The Role of Corticosteroids in Stress-Induced Gastric Ulceration in Rats
Sang Kuk Byun,Yea Eun Lee,Sunhee Shin,Ja Young Jang,Byong-il Choi,Dongsun Park,Jeong Hee Jeon,Sang-Seop Nahm,Seock-Yeon Hwang,Yun-Bae Kim 한국실험동물학회 2007 Laboratory Animal Research Vol.23 No.2
Although the mechanism of stress-induced gastric ulcer has not been defined yet, it is clear that gastric ulcer is occurred by stress. Moreover, the gastric ulcerogenic action of corticosteroids that increase in blood during stress is controversial. To elucidate the involvement of corticosteroids in stress-induced gastric ulceration, we used adrenalectomized or macrophage-depleted animals. Rats were bilaterally-adrenalectomized and were given saline solution as a drinking water for 6 days.
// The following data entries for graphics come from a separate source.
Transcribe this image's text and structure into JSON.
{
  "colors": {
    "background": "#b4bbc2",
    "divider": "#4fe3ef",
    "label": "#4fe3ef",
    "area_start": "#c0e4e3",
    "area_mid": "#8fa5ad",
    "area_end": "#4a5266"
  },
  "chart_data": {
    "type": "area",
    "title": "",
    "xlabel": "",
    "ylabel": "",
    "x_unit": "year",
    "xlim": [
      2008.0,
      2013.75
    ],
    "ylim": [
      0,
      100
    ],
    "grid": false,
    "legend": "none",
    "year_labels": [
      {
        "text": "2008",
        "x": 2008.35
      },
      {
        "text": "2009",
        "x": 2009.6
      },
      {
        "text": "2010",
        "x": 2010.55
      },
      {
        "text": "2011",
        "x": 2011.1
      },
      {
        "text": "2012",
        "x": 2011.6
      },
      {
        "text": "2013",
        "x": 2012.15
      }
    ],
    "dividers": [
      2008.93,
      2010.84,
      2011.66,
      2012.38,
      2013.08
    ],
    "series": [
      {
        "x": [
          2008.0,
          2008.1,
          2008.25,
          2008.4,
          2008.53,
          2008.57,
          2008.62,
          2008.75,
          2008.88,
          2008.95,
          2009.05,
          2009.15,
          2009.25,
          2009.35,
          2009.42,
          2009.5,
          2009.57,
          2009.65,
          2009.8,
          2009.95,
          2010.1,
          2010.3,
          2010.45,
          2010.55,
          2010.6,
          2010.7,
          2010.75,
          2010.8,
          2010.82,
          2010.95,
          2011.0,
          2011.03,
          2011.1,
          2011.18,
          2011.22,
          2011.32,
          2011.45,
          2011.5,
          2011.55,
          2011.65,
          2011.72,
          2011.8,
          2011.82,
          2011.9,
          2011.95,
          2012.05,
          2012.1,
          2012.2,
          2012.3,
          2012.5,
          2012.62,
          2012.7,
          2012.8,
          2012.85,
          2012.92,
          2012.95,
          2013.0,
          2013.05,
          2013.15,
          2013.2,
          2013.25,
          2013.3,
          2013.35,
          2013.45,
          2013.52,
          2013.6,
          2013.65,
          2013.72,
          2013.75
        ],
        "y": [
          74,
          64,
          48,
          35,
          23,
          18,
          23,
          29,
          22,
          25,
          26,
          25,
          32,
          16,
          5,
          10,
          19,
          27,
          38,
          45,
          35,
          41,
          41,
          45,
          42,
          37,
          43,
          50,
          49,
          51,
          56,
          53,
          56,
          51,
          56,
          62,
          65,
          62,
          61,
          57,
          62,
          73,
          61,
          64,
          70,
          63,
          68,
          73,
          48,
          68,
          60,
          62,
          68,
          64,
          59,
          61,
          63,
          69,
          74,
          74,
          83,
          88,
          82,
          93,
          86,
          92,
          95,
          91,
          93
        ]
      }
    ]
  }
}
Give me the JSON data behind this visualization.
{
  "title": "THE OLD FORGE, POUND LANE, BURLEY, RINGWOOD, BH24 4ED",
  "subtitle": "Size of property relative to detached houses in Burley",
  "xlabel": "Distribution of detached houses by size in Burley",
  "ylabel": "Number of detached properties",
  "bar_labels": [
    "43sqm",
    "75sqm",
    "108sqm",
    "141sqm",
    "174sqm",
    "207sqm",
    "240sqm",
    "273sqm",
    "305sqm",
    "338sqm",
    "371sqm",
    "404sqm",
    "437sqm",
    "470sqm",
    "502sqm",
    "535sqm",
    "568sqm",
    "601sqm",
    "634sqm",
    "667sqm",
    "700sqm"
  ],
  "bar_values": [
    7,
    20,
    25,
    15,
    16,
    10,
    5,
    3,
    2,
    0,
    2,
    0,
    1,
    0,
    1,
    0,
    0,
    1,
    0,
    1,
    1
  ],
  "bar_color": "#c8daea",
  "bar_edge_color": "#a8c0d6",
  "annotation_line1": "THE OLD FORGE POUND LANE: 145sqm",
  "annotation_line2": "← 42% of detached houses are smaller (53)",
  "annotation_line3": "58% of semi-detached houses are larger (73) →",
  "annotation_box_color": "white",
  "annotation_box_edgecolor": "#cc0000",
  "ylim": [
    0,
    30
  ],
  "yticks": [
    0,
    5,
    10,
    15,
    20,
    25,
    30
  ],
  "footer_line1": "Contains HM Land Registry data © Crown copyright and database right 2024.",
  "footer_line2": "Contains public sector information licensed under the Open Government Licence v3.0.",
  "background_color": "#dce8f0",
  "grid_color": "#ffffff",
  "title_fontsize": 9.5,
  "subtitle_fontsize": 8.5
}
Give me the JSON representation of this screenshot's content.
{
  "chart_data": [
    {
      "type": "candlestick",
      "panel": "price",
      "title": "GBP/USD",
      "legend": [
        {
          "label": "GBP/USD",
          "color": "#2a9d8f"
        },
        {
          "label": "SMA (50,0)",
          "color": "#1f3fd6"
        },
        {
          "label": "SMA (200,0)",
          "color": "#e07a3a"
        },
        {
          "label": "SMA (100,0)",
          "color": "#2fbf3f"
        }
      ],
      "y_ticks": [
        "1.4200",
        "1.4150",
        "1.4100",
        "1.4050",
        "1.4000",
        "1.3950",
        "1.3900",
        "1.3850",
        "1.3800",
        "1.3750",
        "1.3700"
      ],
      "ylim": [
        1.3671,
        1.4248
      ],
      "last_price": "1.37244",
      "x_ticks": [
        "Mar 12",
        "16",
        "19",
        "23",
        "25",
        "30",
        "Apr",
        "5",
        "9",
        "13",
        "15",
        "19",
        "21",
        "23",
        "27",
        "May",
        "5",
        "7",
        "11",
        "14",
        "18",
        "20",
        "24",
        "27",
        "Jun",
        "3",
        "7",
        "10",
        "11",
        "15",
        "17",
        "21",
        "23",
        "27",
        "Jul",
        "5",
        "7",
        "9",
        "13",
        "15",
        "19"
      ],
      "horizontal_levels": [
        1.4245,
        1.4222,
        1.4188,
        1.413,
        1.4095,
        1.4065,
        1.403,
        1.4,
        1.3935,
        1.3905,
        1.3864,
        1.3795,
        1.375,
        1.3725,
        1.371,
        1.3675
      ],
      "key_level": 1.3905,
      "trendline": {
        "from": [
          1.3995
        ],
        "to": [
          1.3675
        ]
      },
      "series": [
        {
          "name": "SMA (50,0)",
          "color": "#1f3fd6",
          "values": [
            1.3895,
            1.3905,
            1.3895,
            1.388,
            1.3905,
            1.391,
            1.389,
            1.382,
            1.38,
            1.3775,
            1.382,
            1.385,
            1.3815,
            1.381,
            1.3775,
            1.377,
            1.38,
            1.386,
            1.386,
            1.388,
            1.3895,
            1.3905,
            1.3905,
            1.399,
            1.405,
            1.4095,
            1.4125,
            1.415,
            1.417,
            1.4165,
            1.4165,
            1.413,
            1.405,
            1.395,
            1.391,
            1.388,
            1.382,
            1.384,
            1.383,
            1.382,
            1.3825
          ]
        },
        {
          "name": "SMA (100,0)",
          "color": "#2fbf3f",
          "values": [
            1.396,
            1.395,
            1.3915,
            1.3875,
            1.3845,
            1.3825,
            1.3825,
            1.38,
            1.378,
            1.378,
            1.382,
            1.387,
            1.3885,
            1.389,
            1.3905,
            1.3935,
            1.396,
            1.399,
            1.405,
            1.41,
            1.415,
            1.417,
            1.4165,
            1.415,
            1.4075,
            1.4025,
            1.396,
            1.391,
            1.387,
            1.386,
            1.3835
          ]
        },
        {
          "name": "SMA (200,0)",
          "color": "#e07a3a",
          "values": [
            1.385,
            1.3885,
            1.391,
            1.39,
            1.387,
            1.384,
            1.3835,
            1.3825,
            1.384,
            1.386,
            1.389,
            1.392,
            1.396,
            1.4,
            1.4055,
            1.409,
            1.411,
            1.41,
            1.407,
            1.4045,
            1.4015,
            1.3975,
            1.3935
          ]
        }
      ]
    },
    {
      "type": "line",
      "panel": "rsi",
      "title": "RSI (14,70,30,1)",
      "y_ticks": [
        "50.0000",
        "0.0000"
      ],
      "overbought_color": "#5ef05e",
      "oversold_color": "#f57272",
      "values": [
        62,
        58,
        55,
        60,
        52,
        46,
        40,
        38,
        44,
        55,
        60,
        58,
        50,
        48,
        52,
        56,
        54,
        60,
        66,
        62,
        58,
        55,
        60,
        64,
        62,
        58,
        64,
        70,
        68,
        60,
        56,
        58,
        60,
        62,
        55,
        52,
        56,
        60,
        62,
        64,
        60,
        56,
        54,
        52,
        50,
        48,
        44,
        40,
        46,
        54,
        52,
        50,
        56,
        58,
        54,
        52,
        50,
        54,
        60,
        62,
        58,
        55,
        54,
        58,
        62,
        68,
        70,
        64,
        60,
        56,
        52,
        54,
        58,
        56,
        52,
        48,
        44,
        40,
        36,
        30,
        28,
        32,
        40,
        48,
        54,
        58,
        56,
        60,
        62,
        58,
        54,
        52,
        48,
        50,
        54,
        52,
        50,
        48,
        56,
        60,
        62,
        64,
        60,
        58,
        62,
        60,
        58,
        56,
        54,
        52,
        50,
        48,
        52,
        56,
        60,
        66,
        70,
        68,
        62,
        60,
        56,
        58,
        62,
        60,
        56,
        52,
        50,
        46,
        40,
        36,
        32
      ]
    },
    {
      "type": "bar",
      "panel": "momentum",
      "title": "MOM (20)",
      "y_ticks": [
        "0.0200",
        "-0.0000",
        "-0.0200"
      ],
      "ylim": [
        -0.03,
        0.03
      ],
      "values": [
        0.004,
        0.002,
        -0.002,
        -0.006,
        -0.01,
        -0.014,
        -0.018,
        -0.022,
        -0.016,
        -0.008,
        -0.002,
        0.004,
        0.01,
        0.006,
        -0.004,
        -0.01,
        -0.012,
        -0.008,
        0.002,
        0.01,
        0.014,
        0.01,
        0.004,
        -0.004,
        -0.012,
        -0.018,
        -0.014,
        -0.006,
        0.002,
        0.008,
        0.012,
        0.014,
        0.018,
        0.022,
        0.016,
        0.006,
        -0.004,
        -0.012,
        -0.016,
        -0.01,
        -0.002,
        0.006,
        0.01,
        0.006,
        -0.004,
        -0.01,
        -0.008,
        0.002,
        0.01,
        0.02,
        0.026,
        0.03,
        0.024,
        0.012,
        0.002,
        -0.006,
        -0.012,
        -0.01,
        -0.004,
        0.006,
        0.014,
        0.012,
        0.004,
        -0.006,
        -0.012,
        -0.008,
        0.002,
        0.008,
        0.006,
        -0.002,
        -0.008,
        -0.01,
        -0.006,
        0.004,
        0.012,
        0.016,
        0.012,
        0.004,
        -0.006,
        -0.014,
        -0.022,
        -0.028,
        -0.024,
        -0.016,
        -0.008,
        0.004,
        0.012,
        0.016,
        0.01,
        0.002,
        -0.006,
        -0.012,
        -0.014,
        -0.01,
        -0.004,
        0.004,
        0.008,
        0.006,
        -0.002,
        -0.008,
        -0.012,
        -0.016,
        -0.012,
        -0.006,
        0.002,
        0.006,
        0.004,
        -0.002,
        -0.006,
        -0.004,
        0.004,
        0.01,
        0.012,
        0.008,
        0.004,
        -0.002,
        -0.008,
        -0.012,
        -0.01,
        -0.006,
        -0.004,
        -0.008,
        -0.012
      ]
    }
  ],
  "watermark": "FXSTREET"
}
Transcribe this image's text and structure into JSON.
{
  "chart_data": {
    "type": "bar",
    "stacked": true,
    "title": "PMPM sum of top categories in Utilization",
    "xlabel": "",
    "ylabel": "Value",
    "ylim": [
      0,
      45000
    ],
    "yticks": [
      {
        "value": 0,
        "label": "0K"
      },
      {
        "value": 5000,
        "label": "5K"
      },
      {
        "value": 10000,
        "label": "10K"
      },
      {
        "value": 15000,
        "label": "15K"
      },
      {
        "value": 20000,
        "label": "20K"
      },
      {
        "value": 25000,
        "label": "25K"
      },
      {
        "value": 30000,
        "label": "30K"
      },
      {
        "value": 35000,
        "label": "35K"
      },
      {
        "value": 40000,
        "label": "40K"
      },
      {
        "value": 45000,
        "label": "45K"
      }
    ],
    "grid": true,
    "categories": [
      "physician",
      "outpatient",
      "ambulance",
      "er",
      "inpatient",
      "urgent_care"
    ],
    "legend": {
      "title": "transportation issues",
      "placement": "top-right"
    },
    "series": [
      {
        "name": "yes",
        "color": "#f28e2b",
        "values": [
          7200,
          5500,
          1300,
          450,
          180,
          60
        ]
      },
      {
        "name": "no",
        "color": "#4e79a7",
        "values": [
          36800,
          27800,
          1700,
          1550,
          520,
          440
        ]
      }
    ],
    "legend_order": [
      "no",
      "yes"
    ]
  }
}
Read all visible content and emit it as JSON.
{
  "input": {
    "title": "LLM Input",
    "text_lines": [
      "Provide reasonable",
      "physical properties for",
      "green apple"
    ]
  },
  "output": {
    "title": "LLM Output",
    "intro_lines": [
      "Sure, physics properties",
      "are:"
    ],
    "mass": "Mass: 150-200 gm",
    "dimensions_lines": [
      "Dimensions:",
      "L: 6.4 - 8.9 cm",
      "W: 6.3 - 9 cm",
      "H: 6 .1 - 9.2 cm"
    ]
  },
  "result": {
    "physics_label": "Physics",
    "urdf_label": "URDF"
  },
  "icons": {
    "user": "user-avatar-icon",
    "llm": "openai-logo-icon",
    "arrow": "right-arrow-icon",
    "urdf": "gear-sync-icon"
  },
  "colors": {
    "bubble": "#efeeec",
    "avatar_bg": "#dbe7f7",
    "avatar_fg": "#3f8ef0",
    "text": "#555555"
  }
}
Separately, the animals for macrophage depletion were intraperitoneally administered with silica (SiO₂, 500 ㎎/㎏) for 6 days prior to challenge with water-immersion restraint stress (WIRS) for 4 hr. Adrenalectomy greatly reduced blood cortisol concentrations. Also, silica treatment lowered the number of macrophages to 48% of control and the differential count from 7.34% in normal animals to 2.48%, leading to a marked decrease in blood cortisol and corticosterone levels. WIRS significantly enhanced corticosteroid levels in normal and sham operated rats, and induced severe gastric ulcers. In contrast, adrenalectomy and silica treatment remarkably attenuated the stress-induced gastric ulceration, reducing the ulcer index to 30% and 10% of control level, respectively. Taken together, it is suggested that compensatory secretion of corticosteroids following macrophage activation may playa role in stress-induced gastric ulceration.